Under the initial phase, which finishes in 2010, the police will centralise data from five operational areas: custody, crime, intelligence, child abuse and domestic abuse. The first use of the data will focus on safeguarding children and vulnerable adults, countering terrorism and assisting major crime investigations.

Stephen Minter, director of justice and home affairs at Logica, told Computerworld UK the PND will be "based on an Oracle database, using an [Oracle] BEA middleware platform, running on Sun hardware". It will also use a master data management system from supplier Initiate, and a Microsoft FAST search engine.

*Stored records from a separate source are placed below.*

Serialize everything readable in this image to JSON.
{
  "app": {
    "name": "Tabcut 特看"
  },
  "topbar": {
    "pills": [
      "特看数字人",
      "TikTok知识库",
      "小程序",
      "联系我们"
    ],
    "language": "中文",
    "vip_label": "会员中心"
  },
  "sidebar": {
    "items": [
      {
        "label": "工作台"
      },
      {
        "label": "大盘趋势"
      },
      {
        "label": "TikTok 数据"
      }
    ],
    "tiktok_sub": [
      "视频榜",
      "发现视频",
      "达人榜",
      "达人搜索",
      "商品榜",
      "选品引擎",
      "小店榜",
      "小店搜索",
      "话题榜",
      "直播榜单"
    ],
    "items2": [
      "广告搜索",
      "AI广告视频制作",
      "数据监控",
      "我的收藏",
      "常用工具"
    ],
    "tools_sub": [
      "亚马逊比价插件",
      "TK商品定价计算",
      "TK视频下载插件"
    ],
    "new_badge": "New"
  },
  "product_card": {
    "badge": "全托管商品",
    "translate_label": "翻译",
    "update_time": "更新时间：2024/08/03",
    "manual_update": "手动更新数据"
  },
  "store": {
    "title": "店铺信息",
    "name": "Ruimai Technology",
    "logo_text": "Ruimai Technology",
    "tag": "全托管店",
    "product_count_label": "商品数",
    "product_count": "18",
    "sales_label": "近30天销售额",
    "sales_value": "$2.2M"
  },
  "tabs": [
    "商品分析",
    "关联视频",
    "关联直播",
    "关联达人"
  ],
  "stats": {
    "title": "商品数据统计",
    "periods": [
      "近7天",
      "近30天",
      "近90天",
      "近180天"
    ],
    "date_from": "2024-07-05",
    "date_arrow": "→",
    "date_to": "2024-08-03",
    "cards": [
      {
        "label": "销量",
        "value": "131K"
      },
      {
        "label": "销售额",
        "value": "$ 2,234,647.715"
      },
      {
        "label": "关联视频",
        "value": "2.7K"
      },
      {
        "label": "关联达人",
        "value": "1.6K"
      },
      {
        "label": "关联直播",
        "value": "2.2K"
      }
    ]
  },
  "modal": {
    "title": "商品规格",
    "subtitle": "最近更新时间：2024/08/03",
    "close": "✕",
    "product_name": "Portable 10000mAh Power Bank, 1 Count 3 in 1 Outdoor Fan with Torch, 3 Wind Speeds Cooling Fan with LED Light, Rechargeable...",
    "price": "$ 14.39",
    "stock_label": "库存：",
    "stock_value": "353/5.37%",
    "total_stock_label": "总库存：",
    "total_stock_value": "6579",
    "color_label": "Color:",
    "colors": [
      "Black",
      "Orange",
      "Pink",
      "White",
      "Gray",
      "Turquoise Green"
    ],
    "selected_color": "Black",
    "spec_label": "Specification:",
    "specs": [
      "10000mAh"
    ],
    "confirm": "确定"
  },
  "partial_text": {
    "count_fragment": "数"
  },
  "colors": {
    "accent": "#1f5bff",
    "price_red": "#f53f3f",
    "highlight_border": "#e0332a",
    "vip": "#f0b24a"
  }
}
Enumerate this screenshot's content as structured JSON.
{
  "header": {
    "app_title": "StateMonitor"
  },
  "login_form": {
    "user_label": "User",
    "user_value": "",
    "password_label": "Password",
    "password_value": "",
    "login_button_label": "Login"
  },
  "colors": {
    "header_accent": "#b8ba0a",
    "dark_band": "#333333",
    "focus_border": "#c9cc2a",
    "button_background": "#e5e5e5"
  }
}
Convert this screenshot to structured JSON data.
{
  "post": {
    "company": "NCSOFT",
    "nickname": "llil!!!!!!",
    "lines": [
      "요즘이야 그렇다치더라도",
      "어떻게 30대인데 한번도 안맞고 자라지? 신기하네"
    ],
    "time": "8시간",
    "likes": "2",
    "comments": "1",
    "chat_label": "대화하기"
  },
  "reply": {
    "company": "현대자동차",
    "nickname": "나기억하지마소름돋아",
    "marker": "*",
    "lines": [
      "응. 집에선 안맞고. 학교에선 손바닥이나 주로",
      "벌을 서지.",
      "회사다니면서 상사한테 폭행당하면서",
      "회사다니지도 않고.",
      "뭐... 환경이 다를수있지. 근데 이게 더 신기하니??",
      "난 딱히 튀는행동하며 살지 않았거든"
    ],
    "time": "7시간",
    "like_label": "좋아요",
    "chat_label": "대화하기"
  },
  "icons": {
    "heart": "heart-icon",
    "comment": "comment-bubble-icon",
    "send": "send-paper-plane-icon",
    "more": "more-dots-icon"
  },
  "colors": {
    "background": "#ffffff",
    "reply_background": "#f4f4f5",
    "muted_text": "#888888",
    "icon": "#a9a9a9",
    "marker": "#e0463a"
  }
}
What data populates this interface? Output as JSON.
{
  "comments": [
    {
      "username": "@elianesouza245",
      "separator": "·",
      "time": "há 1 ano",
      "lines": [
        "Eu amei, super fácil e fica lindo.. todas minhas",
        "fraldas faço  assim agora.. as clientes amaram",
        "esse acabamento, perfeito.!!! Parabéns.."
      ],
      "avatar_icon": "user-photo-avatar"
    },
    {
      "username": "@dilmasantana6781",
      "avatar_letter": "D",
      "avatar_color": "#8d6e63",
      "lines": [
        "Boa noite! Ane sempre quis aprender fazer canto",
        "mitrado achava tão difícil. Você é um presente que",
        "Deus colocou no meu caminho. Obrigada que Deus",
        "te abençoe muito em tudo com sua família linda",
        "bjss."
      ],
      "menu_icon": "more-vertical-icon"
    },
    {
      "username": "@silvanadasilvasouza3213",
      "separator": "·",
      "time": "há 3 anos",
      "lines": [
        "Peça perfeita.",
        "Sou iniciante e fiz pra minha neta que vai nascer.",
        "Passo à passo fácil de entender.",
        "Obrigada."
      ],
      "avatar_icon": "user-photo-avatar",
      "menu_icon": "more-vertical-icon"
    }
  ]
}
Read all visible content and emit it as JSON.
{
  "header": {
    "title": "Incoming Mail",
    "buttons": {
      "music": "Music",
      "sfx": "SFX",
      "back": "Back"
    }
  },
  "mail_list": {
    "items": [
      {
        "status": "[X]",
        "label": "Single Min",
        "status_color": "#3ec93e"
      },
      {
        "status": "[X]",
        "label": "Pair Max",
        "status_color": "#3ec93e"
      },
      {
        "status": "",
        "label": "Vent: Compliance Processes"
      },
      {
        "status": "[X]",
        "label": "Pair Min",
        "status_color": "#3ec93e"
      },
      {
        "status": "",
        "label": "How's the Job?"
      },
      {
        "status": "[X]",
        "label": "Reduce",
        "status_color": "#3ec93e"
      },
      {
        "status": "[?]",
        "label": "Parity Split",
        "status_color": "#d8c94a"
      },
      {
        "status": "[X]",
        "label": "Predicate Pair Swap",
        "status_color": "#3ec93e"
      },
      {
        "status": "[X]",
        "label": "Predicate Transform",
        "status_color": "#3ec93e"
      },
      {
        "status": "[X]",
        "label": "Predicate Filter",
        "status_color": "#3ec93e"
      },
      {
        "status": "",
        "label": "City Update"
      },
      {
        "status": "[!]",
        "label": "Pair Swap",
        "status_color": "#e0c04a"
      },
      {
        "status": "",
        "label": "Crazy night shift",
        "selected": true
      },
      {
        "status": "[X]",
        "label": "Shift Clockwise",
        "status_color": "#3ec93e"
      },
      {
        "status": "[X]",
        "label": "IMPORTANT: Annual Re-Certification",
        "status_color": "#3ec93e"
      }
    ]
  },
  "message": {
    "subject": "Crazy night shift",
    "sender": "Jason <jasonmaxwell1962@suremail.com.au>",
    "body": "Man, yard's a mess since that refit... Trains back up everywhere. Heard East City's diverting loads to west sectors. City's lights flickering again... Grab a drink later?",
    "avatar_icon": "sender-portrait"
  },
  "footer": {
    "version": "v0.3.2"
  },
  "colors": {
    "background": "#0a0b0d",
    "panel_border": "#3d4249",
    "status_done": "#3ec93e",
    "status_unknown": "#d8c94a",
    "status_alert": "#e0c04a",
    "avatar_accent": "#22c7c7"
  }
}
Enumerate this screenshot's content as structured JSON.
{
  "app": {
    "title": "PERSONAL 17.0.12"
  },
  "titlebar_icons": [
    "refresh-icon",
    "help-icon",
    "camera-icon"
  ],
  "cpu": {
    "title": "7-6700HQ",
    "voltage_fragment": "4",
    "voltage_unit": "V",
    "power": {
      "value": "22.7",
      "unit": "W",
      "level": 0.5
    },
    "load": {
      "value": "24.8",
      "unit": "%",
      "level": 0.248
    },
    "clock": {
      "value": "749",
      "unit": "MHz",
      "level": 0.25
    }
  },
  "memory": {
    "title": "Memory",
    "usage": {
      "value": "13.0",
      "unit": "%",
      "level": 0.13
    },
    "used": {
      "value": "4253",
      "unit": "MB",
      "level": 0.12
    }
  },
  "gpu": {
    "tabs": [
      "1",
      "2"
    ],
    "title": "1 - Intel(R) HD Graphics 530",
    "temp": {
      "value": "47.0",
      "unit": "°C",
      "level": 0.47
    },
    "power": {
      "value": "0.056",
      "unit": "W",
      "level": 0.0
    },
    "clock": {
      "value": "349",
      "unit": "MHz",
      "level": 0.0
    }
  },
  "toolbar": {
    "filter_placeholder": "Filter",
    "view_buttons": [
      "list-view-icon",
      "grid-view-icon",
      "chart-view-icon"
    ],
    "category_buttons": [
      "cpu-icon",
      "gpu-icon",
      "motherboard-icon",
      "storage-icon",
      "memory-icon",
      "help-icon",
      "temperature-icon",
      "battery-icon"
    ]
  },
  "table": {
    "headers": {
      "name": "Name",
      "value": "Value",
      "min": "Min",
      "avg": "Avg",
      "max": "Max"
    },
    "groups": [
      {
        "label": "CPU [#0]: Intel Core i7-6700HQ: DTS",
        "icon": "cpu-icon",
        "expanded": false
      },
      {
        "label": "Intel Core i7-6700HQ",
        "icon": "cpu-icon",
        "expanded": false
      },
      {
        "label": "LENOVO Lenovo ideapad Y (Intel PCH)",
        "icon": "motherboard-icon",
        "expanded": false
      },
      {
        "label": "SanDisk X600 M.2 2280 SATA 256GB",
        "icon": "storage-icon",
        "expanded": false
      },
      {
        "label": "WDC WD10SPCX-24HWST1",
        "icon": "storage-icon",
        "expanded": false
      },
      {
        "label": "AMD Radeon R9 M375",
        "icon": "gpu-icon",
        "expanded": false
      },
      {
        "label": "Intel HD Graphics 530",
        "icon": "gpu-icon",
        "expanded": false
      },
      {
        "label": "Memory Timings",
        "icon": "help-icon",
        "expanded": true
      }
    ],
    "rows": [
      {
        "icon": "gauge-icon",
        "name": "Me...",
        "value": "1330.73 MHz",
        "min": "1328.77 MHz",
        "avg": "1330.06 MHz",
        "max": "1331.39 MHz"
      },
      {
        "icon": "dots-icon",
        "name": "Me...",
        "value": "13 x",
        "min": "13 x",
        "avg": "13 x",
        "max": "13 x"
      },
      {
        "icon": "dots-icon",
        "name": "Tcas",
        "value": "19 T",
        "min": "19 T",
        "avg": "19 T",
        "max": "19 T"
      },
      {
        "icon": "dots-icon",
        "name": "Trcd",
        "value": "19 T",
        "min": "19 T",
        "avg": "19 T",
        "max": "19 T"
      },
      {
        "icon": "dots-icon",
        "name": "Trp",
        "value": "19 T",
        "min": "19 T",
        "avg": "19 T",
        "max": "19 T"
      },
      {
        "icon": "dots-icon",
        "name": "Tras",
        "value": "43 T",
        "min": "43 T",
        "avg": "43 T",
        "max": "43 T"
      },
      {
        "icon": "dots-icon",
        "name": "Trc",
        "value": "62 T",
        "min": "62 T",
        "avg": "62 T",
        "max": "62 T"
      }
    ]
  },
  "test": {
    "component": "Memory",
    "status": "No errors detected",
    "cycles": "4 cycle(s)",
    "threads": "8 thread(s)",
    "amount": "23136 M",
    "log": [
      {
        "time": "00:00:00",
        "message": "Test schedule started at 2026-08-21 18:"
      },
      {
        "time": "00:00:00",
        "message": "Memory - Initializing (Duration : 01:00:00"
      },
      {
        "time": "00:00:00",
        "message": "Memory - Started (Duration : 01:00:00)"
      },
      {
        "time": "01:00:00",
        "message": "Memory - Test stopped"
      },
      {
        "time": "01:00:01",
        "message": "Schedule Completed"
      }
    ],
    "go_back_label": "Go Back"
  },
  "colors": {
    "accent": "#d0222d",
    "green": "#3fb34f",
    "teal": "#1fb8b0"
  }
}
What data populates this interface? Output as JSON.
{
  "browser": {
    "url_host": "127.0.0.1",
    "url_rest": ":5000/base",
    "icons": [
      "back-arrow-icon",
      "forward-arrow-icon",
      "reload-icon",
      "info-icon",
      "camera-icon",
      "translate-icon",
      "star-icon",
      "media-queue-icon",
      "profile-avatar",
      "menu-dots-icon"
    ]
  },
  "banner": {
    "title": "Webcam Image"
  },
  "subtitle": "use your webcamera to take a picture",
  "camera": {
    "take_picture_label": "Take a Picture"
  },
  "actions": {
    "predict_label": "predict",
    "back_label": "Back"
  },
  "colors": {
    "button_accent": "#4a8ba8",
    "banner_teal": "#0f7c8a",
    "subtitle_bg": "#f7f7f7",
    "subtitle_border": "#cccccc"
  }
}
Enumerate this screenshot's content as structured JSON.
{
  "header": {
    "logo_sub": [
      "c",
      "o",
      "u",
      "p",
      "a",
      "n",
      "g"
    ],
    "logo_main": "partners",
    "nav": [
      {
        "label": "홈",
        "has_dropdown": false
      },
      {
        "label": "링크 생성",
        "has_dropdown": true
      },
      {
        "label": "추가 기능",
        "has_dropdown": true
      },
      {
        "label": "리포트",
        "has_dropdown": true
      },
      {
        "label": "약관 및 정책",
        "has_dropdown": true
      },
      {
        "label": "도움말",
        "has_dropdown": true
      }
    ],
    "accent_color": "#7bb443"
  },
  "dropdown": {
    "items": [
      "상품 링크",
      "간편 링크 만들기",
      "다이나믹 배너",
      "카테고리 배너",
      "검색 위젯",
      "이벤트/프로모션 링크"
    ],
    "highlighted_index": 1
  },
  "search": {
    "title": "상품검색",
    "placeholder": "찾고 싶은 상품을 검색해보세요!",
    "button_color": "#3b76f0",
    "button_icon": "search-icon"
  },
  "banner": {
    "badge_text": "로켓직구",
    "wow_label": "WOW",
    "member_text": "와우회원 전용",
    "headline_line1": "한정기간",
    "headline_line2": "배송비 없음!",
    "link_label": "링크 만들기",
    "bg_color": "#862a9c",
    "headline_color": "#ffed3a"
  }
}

The database, which is due to go live in 2010, aims to link the information held by Britain’s 53 different police forces. If the go live date is met, it will be in use six years after the Bichard Report.

Bichard highlighted a failure to link up information between forces, urging immediate remedial action, “A national IT system for England and Wales to support police intelligence should be introduced as a matter of urgency,” the report stated.

The failure to link up intelligence, the report said, led to Ian Huntley, the killer of school girls Jessica Chapman and Holly Wells, being able to work as a school caretaker in spite of previous criminal allegations in areas of the country covered by other police forces.

Last July, a high level report by Sir Ian Magee found that the police had failed to introduce about a third of the recommendations on data sharing in the Bichard report, in spite of £2 billion worth of "public protection IT".

Chief Constable Peter Neyroud, head of the NPIA, said the new database would make the public “safer” and help the police “to stay one step ahead of the criminal population”.

“Currently, police forces are unable to search or access intelligence or other information that is held on another force’s local systems,” he added.

The NPIA was keen to point out that introducing the PND was "not simply about the delivery of the IT". It also requires "business change ... and is a complex process, ensuring not just that the right IT capabilities are delivered but also that the data are ready and the necessary business changes are in place", it said, explaining the staged approach.

The PND is part of the police’s Impact programme, which also includes the Management of Police Information project to set common standards and best practice for police data management, and the Impact Nominal Index to enable forces to establish whether any other force holds information on a person of interest. The latter will be replaced by the PND when it is live.